Exemple de plan de soins

Date :
Besoin ou problème :
Objectifs :
Tâches attribuées
Infirmière affectée au client :
Moment des soins :
Réévaluation :
Soins infirmiers Diagnostic :

La coordonnatrice des soins infirmiers à domicile rédigera l'horaire des tâches et des assignations en indiquant :

  • l'ordonnance de traitement;
  • les cours nécessaires et à qui ils sont destinés;
  • les renseignements à signaler à la coordonnatrice;
  • la fréquence des soins et la durée prévue du traitement (calendrier).

L'infirmière affectée au client discutera avec le fournisseur de soins de santé (p. ex., infirmière, IAA) du calendrier et de l'horaire des tâches : changement quotidien de la compresse abdominale (de 10 h à 10 h 30) - nettoyer la plaie avec la solution saline ordinaire, appliquer un pansement Telfa et un pansement sec, encourager le client à apprendre les techniques aseptiques de changement des pansements, les procédures d'élimination des fournitures et les éléments à signaler.

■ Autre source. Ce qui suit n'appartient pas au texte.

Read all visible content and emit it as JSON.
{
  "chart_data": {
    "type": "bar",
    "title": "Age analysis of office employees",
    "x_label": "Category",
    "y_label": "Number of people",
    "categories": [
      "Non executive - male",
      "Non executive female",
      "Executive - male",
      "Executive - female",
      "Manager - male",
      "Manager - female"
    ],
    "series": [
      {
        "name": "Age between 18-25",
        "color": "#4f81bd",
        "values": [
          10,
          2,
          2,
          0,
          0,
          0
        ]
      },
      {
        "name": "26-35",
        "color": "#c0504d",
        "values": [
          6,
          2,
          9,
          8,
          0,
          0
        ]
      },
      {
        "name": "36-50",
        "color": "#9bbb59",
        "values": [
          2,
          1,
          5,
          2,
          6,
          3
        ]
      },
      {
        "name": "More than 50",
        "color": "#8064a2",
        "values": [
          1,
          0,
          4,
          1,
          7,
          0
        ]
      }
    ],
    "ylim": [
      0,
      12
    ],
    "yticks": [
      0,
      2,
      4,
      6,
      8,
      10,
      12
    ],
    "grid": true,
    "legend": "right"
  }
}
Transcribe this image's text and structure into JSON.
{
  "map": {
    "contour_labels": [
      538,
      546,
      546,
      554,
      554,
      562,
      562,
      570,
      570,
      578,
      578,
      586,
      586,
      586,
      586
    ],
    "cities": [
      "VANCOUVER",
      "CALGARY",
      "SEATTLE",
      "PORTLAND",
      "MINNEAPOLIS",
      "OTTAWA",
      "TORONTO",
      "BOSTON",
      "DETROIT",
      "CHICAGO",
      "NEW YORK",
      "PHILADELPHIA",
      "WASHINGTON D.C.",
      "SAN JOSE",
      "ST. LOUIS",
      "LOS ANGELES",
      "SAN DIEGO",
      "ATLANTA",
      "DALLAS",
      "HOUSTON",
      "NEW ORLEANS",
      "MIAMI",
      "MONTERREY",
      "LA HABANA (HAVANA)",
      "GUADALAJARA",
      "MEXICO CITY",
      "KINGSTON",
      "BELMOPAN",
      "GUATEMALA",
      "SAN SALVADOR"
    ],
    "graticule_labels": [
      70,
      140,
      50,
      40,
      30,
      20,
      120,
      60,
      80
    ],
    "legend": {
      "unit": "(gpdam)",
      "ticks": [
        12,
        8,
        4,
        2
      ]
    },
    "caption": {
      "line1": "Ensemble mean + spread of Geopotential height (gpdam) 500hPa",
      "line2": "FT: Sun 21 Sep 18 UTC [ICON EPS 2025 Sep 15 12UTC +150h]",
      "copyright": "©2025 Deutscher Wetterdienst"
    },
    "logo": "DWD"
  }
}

Elle devra présenter toutes les semaines ou, si l'état du patient se détériore, tous les jours, un rapport à la coordonnatrice indiquant les progrès réalisés, l'avancement de la guérison et tout autre besoin ou préoccupation.

Dans cet exemple, le client est admis en raison de besoins à court terme.

Exemple 4

Les clients présentant de multiples besoins et n'ayant que peu de soutien sont un des principaux défis du Programme de soins à domicile et en milieu communautaire. Prenons par exemple un client diabétique (nouvellement diagnostiqué) dont la vision est limitée, qui a été hospitalisé pour une amputation de la jambe inférieure et qui revient à son domicile. Il vit seul, a des ressources très limitées (humaines et financières) et habite un logement délabré sans eau courante.

Le client pourrait avoir besoin de nombreux services relevant de plusieurs programmes, par exemple :

  • Soins à domicile ou en milieu communautaire
    • Infirmière pour le changement des pansements (amputation) et pour enseigner au client tout ce qu'il doit savoir au sujet du diabète, du régime et des transferts.
    • Aide soignante pour aider le client dans les activités d'hygiène personnelle, l'entretien de la maison et la planification et la préparation des repas
  • Services sociaux
    Examen des besoins financiers, en particulier ceux qui découlent de son diabète (coûts de l'épicerie plus élevés et, peut-être, aide visuelle)
  • Logement
    Prévoir les risques pour la sécurité et aménager une rampe d'accès
  • SSNA
    Fauteuil roulant ou déambulateur, médicaments, fournitures et service de transport
  • INCA
    Aides visuelles

Ce cas prouve très bien qu'il est nécessaire d'établir des liens entre les programmes et de tenir des réunions d'équipes multidisciplinaires.